As States Banned Abortion, Thousands More Americans Got Pills Online Anyway – By Maggie Koerth and Amelia Thomson-DeVeaux (FiveThirtyEight) / Nov 1, 2022
On Sunday, FiveThirtyEight published data showing that there were at least 10,000 fewer legal abortions in July and August than before the Supreme Court decision overturning Roe v. Wade. Those numbers — from #WeCount, a research project funded by the nonprofit Society of Family Planning, which supports abortion rights — provided a detailed, if incomplete, picture of how abortion has changed in the United States since the Dobbs decision in June.
One key question was left unanswered, though: How many of the people unable to get a legal abortion got one another way?
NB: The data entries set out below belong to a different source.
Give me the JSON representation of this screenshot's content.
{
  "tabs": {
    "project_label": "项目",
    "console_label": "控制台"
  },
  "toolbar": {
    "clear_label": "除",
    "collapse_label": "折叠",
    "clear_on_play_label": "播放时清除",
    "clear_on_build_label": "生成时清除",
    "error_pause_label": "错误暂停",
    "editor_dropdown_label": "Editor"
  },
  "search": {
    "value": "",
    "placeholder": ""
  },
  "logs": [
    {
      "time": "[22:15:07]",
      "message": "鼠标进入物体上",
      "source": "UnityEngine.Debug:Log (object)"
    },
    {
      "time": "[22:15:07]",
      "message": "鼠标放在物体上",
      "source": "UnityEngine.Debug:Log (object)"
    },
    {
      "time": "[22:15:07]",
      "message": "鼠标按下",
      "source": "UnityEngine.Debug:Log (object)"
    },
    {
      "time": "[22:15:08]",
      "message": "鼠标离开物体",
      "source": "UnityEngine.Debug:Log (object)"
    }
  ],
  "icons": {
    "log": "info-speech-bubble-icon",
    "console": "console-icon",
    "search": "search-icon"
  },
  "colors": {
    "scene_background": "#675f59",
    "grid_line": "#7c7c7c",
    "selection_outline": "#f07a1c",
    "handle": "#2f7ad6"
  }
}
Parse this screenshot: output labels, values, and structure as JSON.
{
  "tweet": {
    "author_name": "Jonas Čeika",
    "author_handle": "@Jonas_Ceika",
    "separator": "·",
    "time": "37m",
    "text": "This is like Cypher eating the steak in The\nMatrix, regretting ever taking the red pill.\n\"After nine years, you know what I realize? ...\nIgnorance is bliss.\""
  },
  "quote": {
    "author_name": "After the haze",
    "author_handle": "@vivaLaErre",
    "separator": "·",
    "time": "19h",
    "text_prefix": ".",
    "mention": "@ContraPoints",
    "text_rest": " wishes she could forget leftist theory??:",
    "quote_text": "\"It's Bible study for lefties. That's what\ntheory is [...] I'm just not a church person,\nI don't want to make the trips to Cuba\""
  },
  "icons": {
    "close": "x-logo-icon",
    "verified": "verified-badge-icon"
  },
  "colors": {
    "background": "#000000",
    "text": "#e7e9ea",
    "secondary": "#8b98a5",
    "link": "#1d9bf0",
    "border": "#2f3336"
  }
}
A new research paper released today begins to answer that question. It shows that Aid Access, an international abortion pill service that distributes medication abortion in places where it’s illegal, received a combined total of 6,533 more requests for pills from the United States in July and August 2022, with each month compared to an April 2022 baseline.1 Previous analysis of Aid Access data suggests that about 50 to 60 percent of requests result in completed abortions, which would mean at least an additional 3,267 abortions in July and August combined, compared to that April baseline. While this estimate is inexact, the increase demonstrates the role that self-managed abortion now plays in shaping abortion access in America.